Some service providers forget that their business is about supporting clients and building long-term relationships. Not every relationship should continue if there are critical warning signs. Feeling locked in or trapped in a sub-par relationship is not something you have to accept. There are plenty of options as the market is growing and evolving but finding the right fit might take time.
From IDC the evolution of Managed Security Services ranges from device management to the more advanced and skilled managed detection and response.
Some top-tier MSSPs (Managed Security Service Providers) would have you believe that their value is in being able to manage your new [insert cool technology product name here], or existing security stack, in your environment on your behalf. The clients get the most value from their past investments and the ability to now re-deploy staff onto other projects. This works for large enterprises that had the initial technology budget and staff to research and direct which investments to make, deploy the appropriate solutions, and align security operations based on their needs. However, these companies come to realize their human capital is constrained and could be better utilized focusing on higher-order business. This is especially true as security expertise and threat-hunting analysts are in premium demand.
The various models and growth in the MSSP industry are being fueled by the ability to serve organizations of all sizes, helping them to achieve better security outcomes. Moving a client from having a basic security framework, an MSSP can immediately, advance the companies protection and detection capabilities to those of much larger organizations.
Considering the several types and models for MSSPs, companies should aim for those who do more than just take on security device management. Those that have architected for the highest tier, from the IDC chart, can give advantages to smaller companies that did not or could not invest in security technology in the past. Providing managed detection and response from all angles of security operations increases the visibility into malicious behavior, and threat-hunting details needed to act quickly. Ideally, an MSSP should be able to provide service across the following assets:
Endpoints: The largest attack surface comes from end-user laptops and workstations, especially with the shift to remote work.

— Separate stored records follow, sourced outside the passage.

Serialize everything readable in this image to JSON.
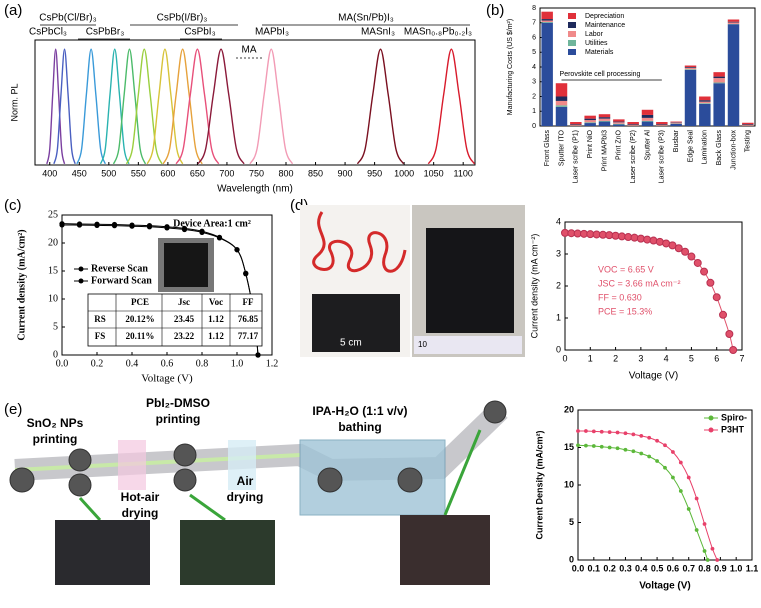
{
  "panel_labels": [
    "(a)",
    "(b)",
    "(c)",
    "(d)",
    "(e)"
  ],
  "photo_labels": [
    "5 cm",
    "10"
  ],
  "schematic_labels": [
    "SnO₂ NPs",
    "printing",
    "PbI₂-DMSO",
    "printing",
    "IPA-H₂O (1:1 v/v)",
    "bathing",
    "Hot-air",
    "drying",
    "Air",
    "drying"
  ],
  "chart_data": [
    {
      "type": "line",
      "xlabel": "Wavelength (nm)",
      "ylabel": "Norm. PL",
      "xlim": [
        375,
        1120
      ],
      "ylim": [
        0,
        1.08
      ],
      "xticks": [
        400,
        450,
        500,
        550,
        600,
        650,
        700,
        750,
        800,
        850,
        900,
        950,
        1000,
        1050,
        1100
      ],
      "annotations": [
        "CsPb(Cl/Br)₃",
        "CsPbCl₃",
        "CsPbBr₃",
        "CsPb(I/Br)₃",
        "CsPbI₃",
        "MA",
        "MAPbI₃",
        "MA(Sn/Pb)I₃",
        "MASnI₃",
        "MASn₀.₈Pb₀.₂I₃"
      ],
      "series": [
        {
          "color": "#7b3fa0",
          "x": [
            395,
            400,
            405,
            410,
            415,
            420,
            425
          ],
          "values": [
            0.01,
            0.14,
            0.61,
            1,
            0.61,
            0.14,
            0.01
          ]
        },
        {
          "color": "#4a5fc1",
          "x": [
            407,
            413,
            419,
            425,
            431,
            437,
            443
          ],
          "values": [
            0.01,
            0.14,
            0.61,
            1,
            0.61,
            0.14,
            0.01
          ]
        },
        {
          "color": "#3a9ad9",
          "x": [
            446,
            454,
            462,
            470,
            478,
            486,
            494
          ],
          "values": [
            0.01,
            0.14,
            0.61,
            1,
            0.61,
            0.14,
            0.01
          ]
        },
        {
          "color": "#2ab3b0",
          "x": [
            486,
            494,
            502,
            510,
            518,
            526,
            534
          ],
          "values": [
            0.01,
            0.14,
            0.61,
            1,
            0.61,
            0.14,
            0.01
          ]
        },
        {
          "color": "#4cbb6a",
          "x": [
            508,
            517,
            526,
            535,
            544,
            553,
            562
          ],
          "values": [
            0.01,
            0.14,
            0.61,
            1,
            0.61,
            0.14,
            0.01
          ]
        },
        {
          "color": "#9bcf3f",
          "x": [
            530,
            540,
            550,
            560,
            570,
            580,
            590
          ],
          "values": [
            0.01,
            0.14,
            0.61,
            1,
            0.61,
            0.14,
            0.01
          ]
        },
        {
          "color": "#d7c43a",
          "x": [
            565,
            575,
            585,
            595,
            605,
            615,
            625
          ],
          "values": [
            0.01,
            0.14,
            0.61,
            1,
            0.61,
            0.14,
            0.01
          ]
        },
        {
          "color": "#e6a23c",
          "x": [
            592,
            603,
            614,
            625,
            636,
            647,
            658
          ],
          "values": [
            0.01,
            0.14,
            0.61,
            1,
            0.61,
            0.14,
            0.01
          ]
        },
        {
          "color": "#e8507a",
          "x": [
            614,
            626,
            638,
            650,
            662,
            674,
            686
          ],
          "values": [
            0.01,
            0.14,
            0.61,
            1,
            0.61,
            0.14,
            0.01
          ]
        },
        {
          "color": "#8b1a3a",
          "x": [
            651,
            664,
            677,
            690,
            703,
            716,
            729
          ],
          "values": [
            0.01,
            0.14,
            0.61,
            1,
            0.61,
            0.14,
            0.01
          ]
        },
        {
          "color": "#f29bb5",
          "x": [
            739,
            751,
            763,
            775,
            787,
            799,
            811
          ],
          "values": [
            0.01,
            0.14,
            0.61,
            1,
            0.61,
            0.14,
            0.01
          ]
        },
        {
          "color": "#7a1020",
          "x": [
            921,
            934,
            947,
            960,
            973,
            986,
            999
          ],
          "values": [
            0.01,
            0.14,
            0.61,
            1,
            0.61,
            0.14,
            0.01
          ]
        },
        {
          "color": "#d81b2c",
          "x": [
            1041,
            1054,
            1067,
            1080,
            1093,
            1106,
            1119
          ],
          "values": [
            0.01,
            0.14,
            0.61,
            1,
            0.61,
            0.14,
            0.01
          ]
        }
      ]
    },
    {
      "type": "bar",
      "stacked": true,
      "ylabel": "Manufacturing Costs (US $/m²)",
      "ylim": [
        0,
        8
      ],
      "yticks": [
        0,
        1,
        2,
        3,
        4,
        5,
        6,
        7,
        8
      ],
      "legend": "upper left",
      "annotations": [
        "Perovskite cell processing"
      ],
      "categories": [
        "Front Glass",
        "Sputter ITO",
        "Laser scribe (P1)",
        "Print NiO",
        "Print MAPbI3",
        "Print ZnO",
        "Laser scribe (P2)",
        "Sputter Al",
        "Laser scribe (P3)",
        "Busbar",
        "Edge Seal",
        "Lamination",
        "Back Glass",
        "Junction-box",
        "Testing"
      ],
      "series": [
        {
          "name": "Depreciation",
          "color": "#e0303a",
          "values": [
            0.5,
            0.9,
            0.15,
            0.2,
            0.2,
            0.15,
            0.15,
            0.35,
            0.15,
            0.05,
            0.1,
            0.25,
            0.3,
            0.15,
            0.1
          ]
        },
        {
          "name": "Maintenance",
          "color": "#1f2a5c",
          "values": [
            0.1,
            0.3,
            0.05,
            0.1,
            0.1,
            0.05,
            0.05,
            0.2,
            0.05,
            0.03,
            0.05,
            0.1,
            0.1,
            0.05,
            0.05
          ]
        },
        {
          "name": "Labor",
          "color": "#f08a8a",
          "values": [
            0.1,
            0.3,
            0.05,
            0.15,
            0.15,
            0.1,
            0.05,
            0.2,
            0.05,
            0.05,
            0.1,
            0.1,
            0.3,
            0.1,
            0.05
          ]
        },
        {
          "name": "Utilities",
          "color": "#6fb59b",
          "values": [
            0.05,
            0.1,
            0.02,
            0.05,
            0.05,
            0.05,
            0.02,
            0.05,
            0.02,
            0.02,
            0.05,
            0.05,
            0.05,
            0.02,
            0.02
          ]
        },
        {
          "name": "Materials",
          "color": "#2b4c9b",
          "values": [
            7.0,
            1.3,
            0,
            0.2,
            0.3,
            0.1,
            0,
            0.3,
            0,
            0.15,
            3.8,
            1.5,
            2.9,
            6.9,
            0
          ]
        }
      ]
    },
    {
      "type": "line",
      "markers": true,
      "xlabel": "Voltage (V)",
      "ylabel": "Current density (mA/cm²)",
      "xlim": [
        0,
        1.2
      ],
      "ylim": [
        0,
        25
      ],
      "xticks": [
        {
          "value": 0,
          "label": "0.0"
        },
        0.2,
        0.4,
        0.6,
        0.8,
        {
          "value": 1,
          "label": "1.0"
        },
        1.2
      ],
      "yticks": [
        0,
        5,
        10,
        15,
        20,
        25
      ],
      "legend": "center left",
      "annotations": [
        "Device Area:1 cm²"
      ],
      "table": {
        "header": [
          "PCE",
          "Jsc",
          "Voc",
          "FF"
        ],
        "rows": [
          [
            "RS",
            "20.12%",
            "23.45",
            "1.12",
            "76.85"
          ],
          [
            "FS",
            "20.11%",
            "23.22",
            "1.12",
            "77.17"
          ]
        ]
      },
      "x": [
        0,
        0.1,
        0.2,
        0.3,
        0.4,
        0.5,
        0.6,
        0.7,
        0.8,
        0.9,
        1,
        1.05,
        1.1,
        1.12
      ],
      "series": [
        {
          "name": "Reverse Scan",
          "color": "#000000",
          "values": [
            23.45,
            23.4,
            23.35,
            23.3,
            23.2,
            23.1,
            22.9,
            22.6,
            22.1,
            21.0,
            18.8,
            14.5,
            6.5,
            0
          ]
        },
        {
          "name": "Forward Scan",
          "color": "#000000",
          "values": [
            23.22,
            23.2,
            23.15,
            23.1,
            23.0,
            22.9,
            22.7,
            22.4,
            21.9,
            20.9,
            18.8,
            14.6,
            6.5,
            0
          ]
        }
      ]
    },
    {
      "type": "line",
      "markers": true,
      "xlabel": "Voltage (V)",
      "ylabel": "Current density (mA cm⁻²)",
      "xlim": [
        0,
        7
      ],
      "ylim": [
        0,
        4
      ],
      "xticks": [
        0,
        1,
        2,
        3,
        4,
        5,
        6,
        7
      ],
      "yticks": [
        0,
        1,
        2,
        3,
        4
      ],
      "annotations": [
        "VOC = 6.65 V",
        "JSC = 3.66 mA cm⁻²",
        "FF = 0.630",
        "PCE = 15.3%"
      ],
      "x": [
        0,
        0.25,
        0.5,
        0.75,
        1,
        1.25,
        1.5,
        1.75,
        2,
        2.25,
        2.5,
        2.75,
        3,
        3.25,
        3.5,
        3.75,
        4,
        4.25,
        4.5,
        4.75,
        5,
        5.25,
        5.5,
        5.75,
        6,
        6.25,
        6.5,
        6.65
      ],
      "series": [
        {
          "color": "#e0506a",
          "values": [
            3.66,
            3.65,
            3.64,
            3.63,
            3.62,
            3.61,
            3.6,
            3.59,
            3.57,
            3.55,
            3.53,
            3.51,
            3.48,
            3.45,
            3.42,
            3.38,
            3.33,
            3.27,
            3.18,
            3.07,
            2.92,
            2.72,
            2.45,
            2.1,
            1.65,
            1.1,
            0.5,
            0
          ]
        }
      ]
    },
    {
      "type": "line",
      "markers": true,
      "xlabel": "Voltage (V)",
      "ylabel": "Current Density (mA/cm²)",
      "xlim": [
        0,
        1.1
      ],
      "ylim": [
        0,
        20
      ],
      "xticks": [
        {
          "value": 0,
          "label": "0.0"
        },
        0.1,
        0.2,
        0.3,
        0.4,
        0.5,
        0.6,
        0.7,
        0.8,
        0.9,
        {
          "value": 1,
          "label": "1.0"
        },
        1.1
      ],
      "yticks": [
        0,
        5,
        10,
        15,
        20
      ],
      "legend": "upper right",
      "series": [
        {
          "name": "Spiro-",
          "color": "#5cb83a",
          "x": [
            0,
            0.05,
            0.1,
            0.15,
            0.2,
            0.25,
            0.3,
            0.35,
            0.4,
            0.45,
            0.5,
            0.55,
            0.6,
            0.65,
            0.7,
            0.75,
            0.8,
            0.82
          ],
          "values": [
            15.3,
            15.25,
            15.2,
            15.1,
            15.0,
            14.9,
            14.7,
            14.5,
            14.2,
            13.8,
            13.2,
            12.3,
            11.0,
            9.2,
            6.8,
            4.0,
            1.2,
            0
          ]
        },
        {
          "name": "P3HT",
          "color": "#e8406a",
          "x": [
            0,
            0.05,
            0.1,
            0.15,
            0.2,
            0.25,
            0.3,
            0.35,
            0.4,
            0.45,
            0.5,
            0.55,
            0.6,
            0.65,
            0.7,
            0.75,
            0.8,
            0.85,
            0.88
          ],
          "values": [
            17.2,
            17.2,
            17.15,
            17.1,
            17.05,
            17.0,
            16.9,
            16.75,
            16.55,
            16.3,
            15.9,
            15.3,
            14.4,
            13.0,
            11.0,
            8.2,
            4.8,
            1.5,
            0
          ]
        }
      ]
    }
  ]
}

Servers: The most critical systems in your organization.
Network: The point that gives the widest access to your companies’ resources.
Specialized security providers have proliferated around each of these pillars along with providers of log management with threat detection. Some vendors of these solutions have created MSSP units to provide the management, maintenance, and respond to events and incidents on behalf of their customers. However, because they are focused only on one area or leveraging point solutions, they cannot move easily to provide broader security and threat detection coverage through a comprehensive end-to-end security solution.
One thing everyone can agree on is that focusing on detection and response is critical to quickly act and mitigate before any damage is done. Here is a simple breakdown of what this requires – without getting into technology acronyms.
- Especially in today’s threat landscape, 24×7 active security operations coverage is needed if a business hopes to stay protected
- Proactive threat hunting vs. responding to security alerts
- Extended access across the spectrum of security data vs. looking at only specific security events
You may recognize this as Extended Managed Detection and Response (XDR) or you may not. Some believe that XDR refers to a platform that facilitates these services provided by a single security solution vendor. Others believe that this is an evolutionary step where XDR can fulfill where the promise of Security Incident and Event Management (SIEM) solutions fell short. This can be a vendor delivering a platform that integrates the extended security events into view for threat hunting activities. And, of course, there are several other assumptions about what XDR represents. I am pointing this out as many service providers focus on providing XDR, and there is not really a clear and common definition in the market these days. It is not the silver bullet to solve all security problems.
As Anton Chuvakin tweeted:
At the end of the day, prospects must assess if they are staying the course with their security operations and/or current MSSP or need to change. All prospects have pain and business drivers they need to solve.
- Cannot staff security operations 24/7/365 and on-call pager-duty is burning my staff out
- Experienced security analysts are too expensive
- Security spending keeps growing but my security incidents have not decreased
- Even with an MSSP I am getting lots of alerts, but few answers
- I do not have much visibility into what my provider is doing and when there is an incident that matters
To help organizations we have put together a guide with 5 Tips on How to Evaluate an MSSP. It gives details on what to expect and what to ask if you are looking to explore if an MSSP is the right direction or are unsatisfied with the provider you are currently using.
While we have discussed many of the models and technical aspects of choosing an MSSP you cannot forget that at the end of the day it is a relationship. Never should you feel that you are just a number, your questions about the service or event are answered with a condescending tone, and that talking or meeting with a human is the exception and not the norm.